# Need advice for onboard charger...



## CodyPomeroy (Aug 11, 2012)

I am thinking it is time to upgrade my charger and had thought about going with an onboard charger. At this time I only have one battery, and need only one bank. I would be open to getting something with 2 banks in case I do ever get a boat large enough for 2 batteries. My boat is small, so I want something small and light. I appreciate your thoughts and experiences...

Thanks


----------



## fender66 (Aug 14, 2012)

I really like my minn kota onboard charger. It is a 3 bank charger though.


----------



## Jonboat Jerry (Aug 14, 2012)

I have a prosport 12, 2 bank, 12 volt charger that is also trouble free. While small, it weighs around 3-4lbs.
The outputs can be combined for a single 24volt output for the bigger trolling motors out there.


----------



## jojo (Aug 20, 2012)

It's made my charging experience much better ever since I've had my onboard charger. Well worth the money.


----------



## CajunCanuck (Sep 7, 2012)

I have nothing but excellent performance my all of my Guest Chargers......And the new Minn Kota Didgital series are nice as well.......


----------



## russ010 (Sep 7, 2012)

These are on sale... and these are the best I've ever used - and trust me, I've used them all.

https://www.amazon.com/NOCO-GEN2-On-Board-Battery-Charger/dp/B003JSJS5I/ref=cm_cr_pr_sims_t


----------



## muffin (Sep 7, 2012)

**stupid question warning**

is the purpose of the on board charger so that all you have to do is plug it in when you get home, in that its always attached to the batteries?


----------



## jojo (Sep 7, 2012)

muffin said:


> **stupid question warning**
> 
> is the purpose of the on board charger so that all you have to do is plug it in when you get home, in that its always attached to the batteries?


You are correct.


----------



## muffin (Sep 7, 2012)

jojo said:


> muffin said:
> 
> 
> > **stupid question warning**
> ...



learn something new everyday. sorry for stealing the thread


----------



## russ010 (Sep 7, 2012)

muffin said:


> **stupid question warning**
> 
> is the purpose of the on board charger so that all you have to do is plug it in when you get home, in that its always attached to the batteries?

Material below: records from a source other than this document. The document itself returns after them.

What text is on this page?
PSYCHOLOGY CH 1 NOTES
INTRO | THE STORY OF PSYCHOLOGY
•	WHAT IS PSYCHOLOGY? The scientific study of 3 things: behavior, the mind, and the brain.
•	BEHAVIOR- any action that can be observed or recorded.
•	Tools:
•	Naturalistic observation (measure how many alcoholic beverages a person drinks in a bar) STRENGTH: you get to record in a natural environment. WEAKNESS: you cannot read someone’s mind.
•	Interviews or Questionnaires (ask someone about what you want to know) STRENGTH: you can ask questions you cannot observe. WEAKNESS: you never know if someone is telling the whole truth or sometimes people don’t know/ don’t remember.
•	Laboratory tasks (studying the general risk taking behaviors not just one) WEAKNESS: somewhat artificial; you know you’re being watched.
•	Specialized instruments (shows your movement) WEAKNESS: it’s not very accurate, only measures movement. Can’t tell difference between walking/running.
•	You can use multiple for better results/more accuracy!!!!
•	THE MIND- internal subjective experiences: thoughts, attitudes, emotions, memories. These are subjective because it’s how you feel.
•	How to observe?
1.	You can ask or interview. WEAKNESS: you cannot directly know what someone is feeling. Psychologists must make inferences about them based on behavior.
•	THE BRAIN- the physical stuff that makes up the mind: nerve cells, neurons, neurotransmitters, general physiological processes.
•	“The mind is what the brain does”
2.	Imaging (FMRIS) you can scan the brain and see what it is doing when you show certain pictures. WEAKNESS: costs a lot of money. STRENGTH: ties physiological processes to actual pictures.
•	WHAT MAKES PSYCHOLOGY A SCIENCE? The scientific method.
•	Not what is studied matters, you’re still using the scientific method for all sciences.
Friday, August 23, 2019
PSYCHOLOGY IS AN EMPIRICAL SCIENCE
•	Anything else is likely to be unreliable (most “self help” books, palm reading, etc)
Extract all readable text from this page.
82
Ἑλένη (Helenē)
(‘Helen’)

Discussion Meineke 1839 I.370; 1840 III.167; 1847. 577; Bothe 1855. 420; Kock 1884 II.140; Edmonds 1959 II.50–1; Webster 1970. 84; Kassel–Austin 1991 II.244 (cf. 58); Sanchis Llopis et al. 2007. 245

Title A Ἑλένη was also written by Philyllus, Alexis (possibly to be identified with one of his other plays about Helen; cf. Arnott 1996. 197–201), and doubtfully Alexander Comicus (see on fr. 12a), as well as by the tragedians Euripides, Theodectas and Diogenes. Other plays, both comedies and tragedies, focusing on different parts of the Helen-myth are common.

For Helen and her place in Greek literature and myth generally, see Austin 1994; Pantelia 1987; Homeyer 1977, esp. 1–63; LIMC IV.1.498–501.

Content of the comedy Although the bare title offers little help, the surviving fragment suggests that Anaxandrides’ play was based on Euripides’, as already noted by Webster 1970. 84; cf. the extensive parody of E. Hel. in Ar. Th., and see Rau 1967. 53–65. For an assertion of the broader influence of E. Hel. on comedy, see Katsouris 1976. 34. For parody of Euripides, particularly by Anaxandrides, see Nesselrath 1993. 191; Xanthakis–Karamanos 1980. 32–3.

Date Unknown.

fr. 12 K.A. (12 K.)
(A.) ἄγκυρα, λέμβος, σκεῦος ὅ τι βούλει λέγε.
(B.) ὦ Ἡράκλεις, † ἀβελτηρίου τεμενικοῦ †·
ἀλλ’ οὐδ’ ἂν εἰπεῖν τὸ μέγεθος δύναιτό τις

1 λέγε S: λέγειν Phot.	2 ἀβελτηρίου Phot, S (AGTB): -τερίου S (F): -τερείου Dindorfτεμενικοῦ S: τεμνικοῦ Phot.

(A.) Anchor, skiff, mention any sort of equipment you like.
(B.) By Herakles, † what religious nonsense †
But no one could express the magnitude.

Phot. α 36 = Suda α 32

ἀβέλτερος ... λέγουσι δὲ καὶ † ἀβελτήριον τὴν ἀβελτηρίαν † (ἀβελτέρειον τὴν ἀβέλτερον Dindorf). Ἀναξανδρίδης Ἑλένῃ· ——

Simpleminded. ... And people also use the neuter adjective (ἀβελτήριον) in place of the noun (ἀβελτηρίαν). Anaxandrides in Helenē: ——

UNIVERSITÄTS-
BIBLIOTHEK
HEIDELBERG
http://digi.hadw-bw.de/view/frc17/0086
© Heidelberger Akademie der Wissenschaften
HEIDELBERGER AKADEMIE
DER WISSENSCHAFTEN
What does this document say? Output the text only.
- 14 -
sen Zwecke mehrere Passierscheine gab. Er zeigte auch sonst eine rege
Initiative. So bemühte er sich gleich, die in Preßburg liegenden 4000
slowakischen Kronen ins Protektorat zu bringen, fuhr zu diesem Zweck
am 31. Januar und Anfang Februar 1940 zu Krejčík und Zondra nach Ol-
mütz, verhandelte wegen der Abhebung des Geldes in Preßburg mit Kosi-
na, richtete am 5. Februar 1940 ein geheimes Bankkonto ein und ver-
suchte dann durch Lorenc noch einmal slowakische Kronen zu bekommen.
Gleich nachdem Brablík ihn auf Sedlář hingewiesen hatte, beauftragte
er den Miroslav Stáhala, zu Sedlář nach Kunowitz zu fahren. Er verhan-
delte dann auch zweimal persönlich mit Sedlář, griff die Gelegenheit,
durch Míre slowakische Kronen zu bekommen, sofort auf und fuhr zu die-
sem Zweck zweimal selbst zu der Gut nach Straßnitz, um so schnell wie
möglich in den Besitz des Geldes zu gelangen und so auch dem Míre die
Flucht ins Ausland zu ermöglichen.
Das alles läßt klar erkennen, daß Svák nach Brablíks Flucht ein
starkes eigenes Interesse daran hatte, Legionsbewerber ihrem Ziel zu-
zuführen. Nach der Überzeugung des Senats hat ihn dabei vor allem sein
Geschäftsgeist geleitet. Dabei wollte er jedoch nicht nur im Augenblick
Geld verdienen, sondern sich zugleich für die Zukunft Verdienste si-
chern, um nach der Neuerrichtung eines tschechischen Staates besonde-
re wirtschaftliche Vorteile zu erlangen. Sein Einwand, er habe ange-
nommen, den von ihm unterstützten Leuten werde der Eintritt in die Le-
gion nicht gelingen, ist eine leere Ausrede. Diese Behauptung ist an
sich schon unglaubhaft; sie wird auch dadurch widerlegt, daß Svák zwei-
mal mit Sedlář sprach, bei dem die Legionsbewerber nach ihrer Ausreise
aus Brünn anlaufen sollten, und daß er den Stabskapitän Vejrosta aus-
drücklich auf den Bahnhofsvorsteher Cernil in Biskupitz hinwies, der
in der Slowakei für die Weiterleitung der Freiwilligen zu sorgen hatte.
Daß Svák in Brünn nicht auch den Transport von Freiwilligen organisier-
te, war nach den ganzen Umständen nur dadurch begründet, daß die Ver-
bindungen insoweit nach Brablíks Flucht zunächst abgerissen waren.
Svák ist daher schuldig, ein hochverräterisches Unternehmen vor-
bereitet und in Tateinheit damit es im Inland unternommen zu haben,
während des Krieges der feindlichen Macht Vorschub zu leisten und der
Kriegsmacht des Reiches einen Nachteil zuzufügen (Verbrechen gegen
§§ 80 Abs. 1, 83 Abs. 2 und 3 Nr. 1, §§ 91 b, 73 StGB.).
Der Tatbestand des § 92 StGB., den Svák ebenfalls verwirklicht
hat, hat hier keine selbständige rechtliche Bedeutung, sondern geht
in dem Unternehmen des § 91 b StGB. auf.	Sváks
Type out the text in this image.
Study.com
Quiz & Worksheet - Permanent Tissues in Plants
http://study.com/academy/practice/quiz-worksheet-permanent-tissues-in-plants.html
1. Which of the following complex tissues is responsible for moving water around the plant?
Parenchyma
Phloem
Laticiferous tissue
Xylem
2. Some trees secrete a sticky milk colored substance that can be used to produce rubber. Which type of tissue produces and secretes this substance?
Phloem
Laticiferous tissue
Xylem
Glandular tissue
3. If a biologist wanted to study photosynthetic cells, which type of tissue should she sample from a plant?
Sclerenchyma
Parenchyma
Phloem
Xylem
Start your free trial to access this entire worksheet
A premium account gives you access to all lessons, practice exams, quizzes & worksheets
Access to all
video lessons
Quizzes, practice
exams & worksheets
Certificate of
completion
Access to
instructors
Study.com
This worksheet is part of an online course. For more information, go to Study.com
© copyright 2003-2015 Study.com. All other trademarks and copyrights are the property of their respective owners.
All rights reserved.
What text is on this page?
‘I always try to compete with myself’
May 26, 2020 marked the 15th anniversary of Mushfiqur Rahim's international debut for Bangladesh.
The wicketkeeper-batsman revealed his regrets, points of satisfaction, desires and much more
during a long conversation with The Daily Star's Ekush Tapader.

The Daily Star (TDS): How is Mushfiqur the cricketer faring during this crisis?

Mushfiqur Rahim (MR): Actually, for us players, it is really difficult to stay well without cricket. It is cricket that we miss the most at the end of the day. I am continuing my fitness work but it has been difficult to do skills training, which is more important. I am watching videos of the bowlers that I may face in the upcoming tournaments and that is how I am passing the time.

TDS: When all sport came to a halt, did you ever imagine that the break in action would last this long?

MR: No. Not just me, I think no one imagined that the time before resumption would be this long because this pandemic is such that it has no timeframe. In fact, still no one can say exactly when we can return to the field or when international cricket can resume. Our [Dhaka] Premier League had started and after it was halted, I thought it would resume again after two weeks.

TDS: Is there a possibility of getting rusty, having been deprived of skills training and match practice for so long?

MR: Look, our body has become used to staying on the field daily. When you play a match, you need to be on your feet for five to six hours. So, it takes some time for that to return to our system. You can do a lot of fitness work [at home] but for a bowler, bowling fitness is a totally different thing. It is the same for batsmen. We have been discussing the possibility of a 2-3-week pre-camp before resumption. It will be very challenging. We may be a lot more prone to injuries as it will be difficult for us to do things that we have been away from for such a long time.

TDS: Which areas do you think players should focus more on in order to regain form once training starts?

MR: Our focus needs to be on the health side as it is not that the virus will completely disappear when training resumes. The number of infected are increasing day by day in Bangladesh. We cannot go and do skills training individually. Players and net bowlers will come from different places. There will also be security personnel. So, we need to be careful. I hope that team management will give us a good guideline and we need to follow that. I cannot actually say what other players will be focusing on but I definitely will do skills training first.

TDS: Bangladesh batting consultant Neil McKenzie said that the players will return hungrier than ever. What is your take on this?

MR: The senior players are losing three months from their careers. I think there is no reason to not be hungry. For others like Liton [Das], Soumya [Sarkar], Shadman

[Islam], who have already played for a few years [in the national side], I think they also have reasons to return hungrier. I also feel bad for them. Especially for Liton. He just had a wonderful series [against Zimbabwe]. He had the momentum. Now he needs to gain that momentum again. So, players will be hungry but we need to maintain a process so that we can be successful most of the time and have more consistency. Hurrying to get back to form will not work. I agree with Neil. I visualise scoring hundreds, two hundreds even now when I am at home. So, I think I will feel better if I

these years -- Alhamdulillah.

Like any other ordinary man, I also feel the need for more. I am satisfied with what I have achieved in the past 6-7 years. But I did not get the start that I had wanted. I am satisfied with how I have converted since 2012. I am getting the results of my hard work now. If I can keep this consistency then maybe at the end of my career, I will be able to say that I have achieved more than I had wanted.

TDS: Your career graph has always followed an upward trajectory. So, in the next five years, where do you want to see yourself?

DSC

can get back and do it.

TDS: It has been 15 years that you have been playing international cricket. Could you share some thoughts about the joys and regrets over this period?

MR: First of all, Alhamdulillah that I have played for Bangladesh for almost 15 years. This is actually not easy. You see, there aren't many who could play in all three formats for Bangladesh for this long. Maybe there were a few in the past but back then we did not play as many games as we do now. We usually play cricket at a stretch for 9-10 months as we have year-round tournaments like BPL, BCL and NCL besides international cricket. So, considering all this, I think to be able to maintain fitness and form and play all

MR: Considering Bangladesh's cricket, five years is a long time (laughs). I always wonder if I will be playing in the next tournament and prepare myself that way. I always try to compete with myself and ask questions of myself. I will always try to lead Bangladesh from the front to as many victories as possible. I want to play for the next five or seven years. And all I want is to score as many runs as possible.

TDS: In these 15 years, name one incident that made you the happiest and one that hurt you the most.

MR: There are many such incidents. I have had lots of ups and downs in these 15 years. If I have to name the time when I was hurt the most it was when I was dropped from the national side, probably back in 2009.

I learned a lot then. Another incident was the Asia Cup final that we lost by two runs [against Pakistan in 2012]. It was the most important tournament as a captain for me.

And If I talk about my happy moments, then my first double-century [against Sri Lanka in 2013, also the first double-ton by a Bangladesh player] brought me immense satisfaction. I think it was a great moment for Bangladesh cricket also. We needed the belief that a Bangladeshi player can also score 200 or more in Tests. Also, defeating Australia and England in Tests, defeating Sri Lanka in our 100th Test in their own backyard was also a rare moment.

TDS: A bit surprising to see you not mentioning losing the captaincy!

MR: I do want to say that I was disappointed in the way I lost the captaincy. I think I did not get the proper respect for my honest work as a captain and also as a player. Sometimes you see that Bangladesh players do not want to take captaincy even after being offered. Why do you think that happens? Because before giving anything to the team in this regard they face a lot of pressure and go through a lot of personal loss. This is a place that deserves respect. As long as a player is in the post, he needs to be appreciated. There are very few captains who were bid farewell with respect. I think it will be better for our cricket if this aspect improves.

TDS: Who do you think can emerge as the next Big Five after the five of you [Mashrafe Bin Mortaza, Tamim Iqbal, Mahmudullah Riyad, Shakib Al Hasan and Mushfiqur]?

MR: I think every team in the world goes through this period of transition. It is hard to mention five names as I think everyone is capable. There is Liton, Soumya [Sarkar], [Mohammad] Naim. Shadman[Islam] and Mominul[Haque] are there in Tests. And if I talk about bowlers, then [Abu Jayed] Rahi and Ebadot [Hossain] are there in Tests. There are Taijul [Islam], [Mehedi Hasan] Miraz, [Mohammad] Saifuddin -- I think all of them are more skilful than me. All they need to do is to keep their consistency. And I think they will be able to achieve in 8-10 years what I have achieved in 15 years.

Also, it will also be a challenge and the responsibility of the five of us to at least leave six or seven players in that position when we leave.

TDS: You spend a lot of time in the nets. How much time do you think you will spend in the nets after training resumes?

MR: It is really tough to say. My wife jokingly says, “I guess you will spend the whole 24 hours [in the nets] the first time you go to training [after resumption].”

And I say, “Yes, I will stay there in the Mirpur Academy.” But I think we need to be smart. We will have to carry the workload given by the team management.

yes.. and trust me - no question is a stupid question!

I leave mine plugged up all the time. The main thing to look for with on-board chargers are the following:

1. What type of batteries does it work with? - Find one that works with Wet Cell, Gel, or AGM. And don't get one that says you can change settings. IF they are truely a "smart" charger, why should you have to tell it what kind it is. NOCO automatically figures out what battery you're working with. I don't know how, but it works.

2. Does it float charge when fully charged, or does it actually cut off (stops charging), then comes back on a a maintenance charge? I like chargers that actually cut off when it's fully charged... hence the reason I was pushed to either all AGM or Gel batteries. An overflowing Wet Cell will do wonders to aluminum if it boils over.

3. PRICE. I've tried the following and still like NOCO the most (especially for the price you can get them for when Amazon runs specials on them)...
Minn Kota (maybe one of the worst I've used in an enclosed compartment - these suckers get hot.
Dual Pro - I liked these most out of all others tried, but if you read the fine print, their chargers work for Wet Cell or AGM - BUT you have to get a different model or variation for Gel batteries... not to mention how proud they are of them $$$
Guest chargers (bought from Cabela's) - these were my first chargers and I have 3 sets of 2 banks. The extras are in the garage on batteries that I keep for backup. These chargers are good, but after a while (2 years in my case), they start charging at different voltages. One side will go to 13.2, the other 13.6. I thought it might have been my batteries only needing so much voltage, but when I took them off the batteries and checked the voltage - that's when I saw what was going on.


----------



## muffin (Sep 7, 2012)

when you say "banks" what is that referring to


----------



## russ010 (Sep 7, 2012)

each bank refers to the number of leads coming out of the charger that will go to a battery... a one bank charger will charge 1 battery, a 2 bank charger for 2 batteries, 3 bank for 3 batteries and so on


----------



## muffin (Sep 7, 2012)

seems i should have been able to figure that one out. thanks for the knowledge


----------



## redbug (Sep 7, 2012)

russ010 said:


> These are on sale... and these are the best I've ever used - and trust me, I've used them all.
> 
> https://www.amazon.com/NOCO-GEN2-On-Board-Battery-Charger/dp/B003JSJS5I/ref=cm_cr_pr_sims_t




I have been waiting to post about my new charger I kept reading about how much Russ likes his and went for it 
I bought a 4 bank noco gen4 and love it is so much smaller and lighter than my dual pro and it chargers much faster.
I was able to get a great price from amazon I paid $170 for the 4 bank charger the dual pro would have set me back over $400. 
i would highly recommend the NOCO


----------



## DaveInGA (Oct 1, 2012)

Russ and Redbug, thanks for posting. I've been looking for a good single bank charger for my starter combo battery that I'm using to start along with all non-trolling motor electronics. This should fit the bill perfectly. Placed one on order.


----------



## KRS62 (Oct 5, 2012)

I am late to the game here, but I would have been very happy with my Guest (Marinco) dual bank on board charger. The boat came with one when I bought it and eventually one bank failed. During the trouble shooting process, their customer support was very helpful, here in the US and easy/quick to get a hold of. Even thought one failed on me for unknown reasons (thought it was quite old), I purchased the same unit to replace it. It certainly made it easier to swap to the same one version mounting a different one. 

The new one has been going strong for over a year now. So, I can highly recommend the Guest brand.

KRS


----------